Single-Cell Exon Deletion Profiling Reveals Splicing Events That Shape Gene Expression and Cell State Dynamics

Alternative splicing is a pervasive gene regulatory mechanism critical for diversifying the human proteome. To systematically investigate its role in cell fate determination, we developed scCHyMErA-Seq, a scalable CRISPR-based exon deletion screening platform integrated with 10x Genomics single-cell transcriptomic readouts. This tool enables efficient exon deletion while simultaneously capturing Cas9/Cas12a guides and polyadenylated transcripts at single-cell resolution.
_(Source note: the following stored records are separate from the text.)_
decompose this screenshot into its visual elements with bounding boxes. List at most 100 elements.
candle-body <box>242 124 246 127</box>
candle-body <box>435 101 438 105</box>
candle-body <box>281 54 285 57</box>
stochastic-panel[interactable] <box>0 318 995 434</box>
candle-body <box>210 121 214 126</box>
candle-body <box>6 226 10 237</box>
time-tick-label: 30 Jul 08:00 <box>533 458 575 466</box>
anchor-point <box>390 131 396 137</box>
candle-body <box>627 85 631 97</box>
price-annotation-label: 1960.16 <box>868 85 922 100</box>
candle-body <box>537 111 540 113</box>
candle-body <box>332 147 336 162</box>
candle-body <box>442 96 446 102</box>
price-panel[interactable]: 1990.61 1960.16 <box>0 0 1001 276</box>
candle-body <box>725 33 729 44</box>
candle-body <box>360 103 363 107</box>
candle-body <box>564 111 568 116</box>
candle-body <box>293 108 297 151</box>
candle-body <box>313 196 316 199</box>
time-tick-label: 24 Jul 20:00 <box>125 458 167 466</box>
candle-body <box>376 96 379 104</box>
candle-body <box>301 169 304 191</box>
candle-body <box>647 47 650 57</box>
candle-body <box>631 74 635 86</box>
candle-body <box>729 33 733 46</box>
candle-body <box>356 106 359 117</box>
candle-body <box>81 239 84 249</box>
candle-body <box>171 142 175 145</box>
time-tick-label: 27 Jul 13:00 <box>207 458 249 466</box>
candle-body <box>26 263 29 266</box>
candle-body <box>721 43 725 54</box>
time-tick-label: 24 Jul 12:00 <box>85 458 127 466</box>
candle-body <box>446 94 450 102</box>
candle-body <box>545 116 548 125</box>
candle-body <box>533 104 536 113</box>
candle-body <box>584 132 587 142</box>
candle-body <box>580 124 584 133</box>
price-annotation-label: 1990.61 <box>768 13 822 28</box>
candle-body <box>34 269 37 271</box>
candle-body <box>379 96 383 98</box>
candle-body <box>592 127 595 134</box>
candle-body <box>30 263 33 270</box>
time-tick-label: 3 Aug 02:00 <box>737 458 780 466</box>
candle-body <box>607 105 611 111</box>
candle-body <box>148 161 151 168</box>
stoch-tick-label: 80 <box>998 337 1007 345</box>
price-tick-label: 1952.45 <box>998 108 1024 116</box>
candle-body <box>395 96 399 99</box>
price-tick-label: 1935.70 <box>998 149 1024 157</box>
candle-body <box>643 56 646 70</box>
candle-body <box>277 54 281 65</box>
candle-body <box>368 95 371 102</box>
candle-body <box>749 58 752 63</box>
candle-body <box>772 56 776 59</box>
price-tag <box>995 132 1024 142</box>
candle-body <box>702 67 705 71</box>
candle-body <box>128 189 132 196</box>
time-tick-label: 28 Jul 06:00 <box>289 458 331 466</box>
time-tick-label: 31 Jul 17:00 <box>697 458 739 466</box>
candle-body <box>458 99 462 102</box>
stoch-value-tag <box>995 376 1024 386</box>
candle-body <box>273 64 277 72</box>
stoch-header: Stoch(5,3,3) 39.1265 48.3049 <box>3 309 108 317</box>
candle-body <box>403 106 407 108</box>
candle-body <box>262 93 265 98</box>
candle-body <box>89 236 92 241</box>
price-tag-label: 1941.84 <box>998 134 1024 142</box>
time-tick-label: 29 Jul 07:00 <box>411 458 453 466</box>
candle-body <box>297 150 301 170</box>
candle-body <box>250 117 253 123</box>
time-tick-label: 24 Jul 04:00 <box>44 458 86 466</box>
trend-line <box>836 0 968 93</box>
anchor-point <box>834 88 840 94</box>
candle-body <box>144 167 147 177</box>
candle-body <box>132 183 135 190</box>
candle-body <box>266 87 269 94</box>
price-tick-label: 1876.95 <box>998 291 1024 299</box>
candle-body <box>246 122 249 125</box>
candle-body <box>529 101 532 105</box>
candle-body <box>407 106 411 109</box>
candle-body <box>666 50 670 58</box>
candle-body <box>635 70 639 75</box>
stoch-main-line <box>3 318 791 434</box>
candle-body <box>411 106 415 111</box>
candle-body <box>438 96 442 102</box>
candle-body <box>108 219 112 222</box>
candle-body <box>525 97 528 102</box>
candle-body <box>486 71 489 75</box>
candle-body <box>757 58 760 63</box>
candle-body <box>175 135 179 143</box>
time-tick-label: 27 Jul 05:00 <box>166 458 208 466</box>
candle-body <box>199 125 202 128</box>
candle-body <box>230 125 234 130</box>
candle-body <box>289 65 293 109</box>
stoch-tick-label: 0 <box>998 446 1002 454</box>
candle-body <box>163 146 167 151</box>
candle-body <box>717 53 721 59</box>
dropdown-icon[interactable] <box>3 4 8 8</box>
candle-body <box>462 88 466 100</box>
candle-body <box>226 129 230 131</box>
Applying scCHyMErA-Seq to high-throughput profiling of alternative cassette exons, we identified numerous exons with pronounced regulatory effects on gene expression and cell cycle progression. Detailed analysis of the alternative NRF1 exon-7 demonstrated that its inclusion modulates NRF1’s regulatory function by influencing its recruitment to the promoters of target genes. Importantly, gene expression profiles generated using scCHyMErA-Seq accurately recapitulate findings from traditional, labor-intensive orthogonal methods, while offering enhanced scalability and efficiency. Overall, scCHyMErA-Seq represents a robust and versatile platform for systematically unraveling the functional impact of alternative splicing by directly linking specific splicing variants to transcriptional phenotypes.